In December, I made Bean Counter available on all the other ebook platforms that I could find.  The idea being that even though Amazon has 80% of the ebook market, that’s no reason to ignore the other 20%.  However, it didn’t work out so well for me.  Here’s what happened:

In mid-December, I removed the book from Amazon’s KDP Select program, which, as described in an earlier post, allows Kindle Unlimited and Amazon Prime subscribers to download and read the book for free, with the author (me) being paid for pages read, at the rate of a little less than ½ penny per page.  It’s not a bad deal in my case, given the length of my books, but it requires that the book be exclusive to Amazon.  You can’t make the book available anywhere else.

I thought that I might do better to leave that program and make the book available for sale to a wider audience.  In theory, that should have been a wash.  In practice, it was really bad.  First, I got NO sales on the other markets.  Without some advertising, the book was invisible.  Unlike on Amazon, where they raise your visibility for the first few months after a book is published, on iTunes and Google Play, etc., I sank right to the bottom, never to be seen again.

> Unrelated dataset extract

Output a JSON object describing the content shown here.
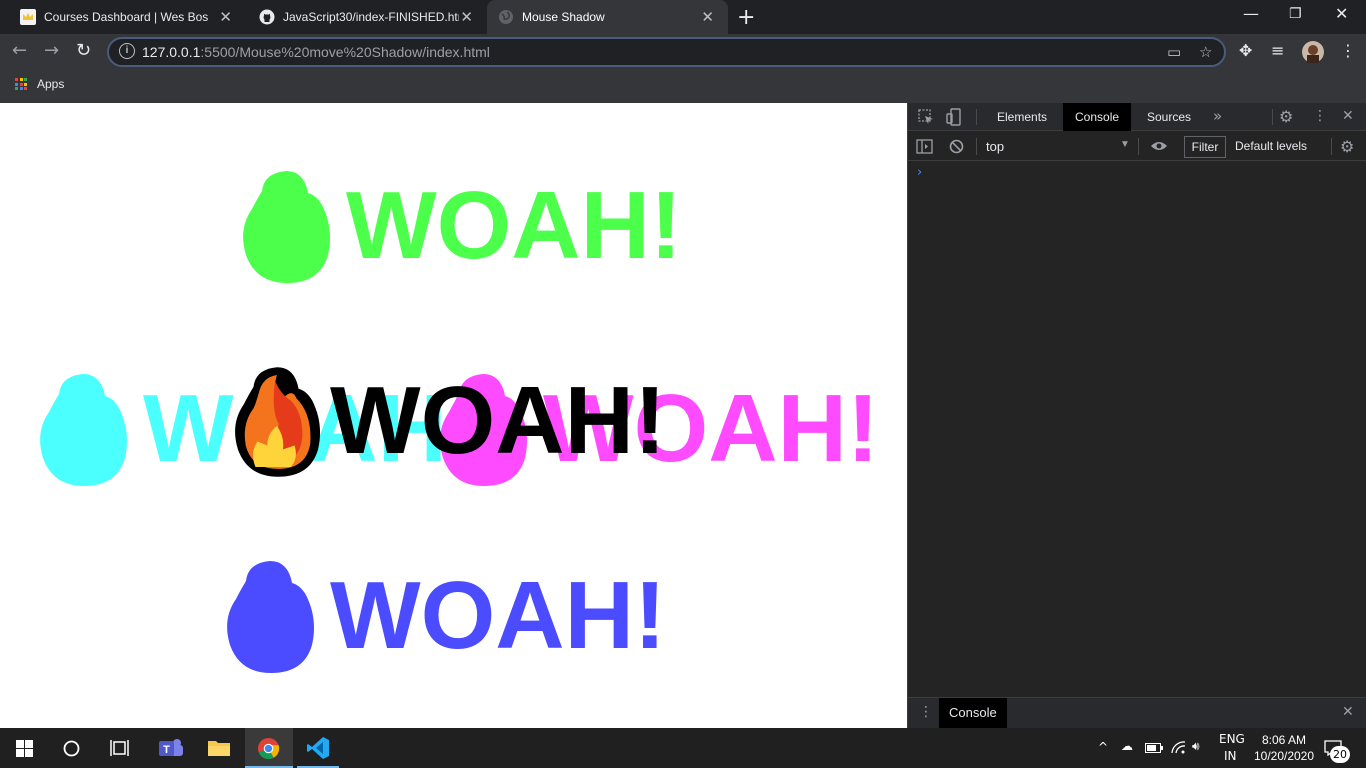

Even worse, though, was the effect on my book in Amazon’s store. Without the free downloads from Kindle Unlimited and Amazon Prime members, my sales rank, and hence my visibility, sank to hitherto unseen depths (at least for me).  This meant that not only was I not getting paid for the pages read, I was not getting sales either, because the book had dropped so far in the sales rankings.  As President Trump might tweet: Sad.

So, I’m back exclusively with Amazon and trying to repair the damage that I did to myself with this little experiment.  I learned something, though.  If I ever go back to wide distribution, it will have to be with the support of a major marketing push of some sort.

Live and learn, I guess.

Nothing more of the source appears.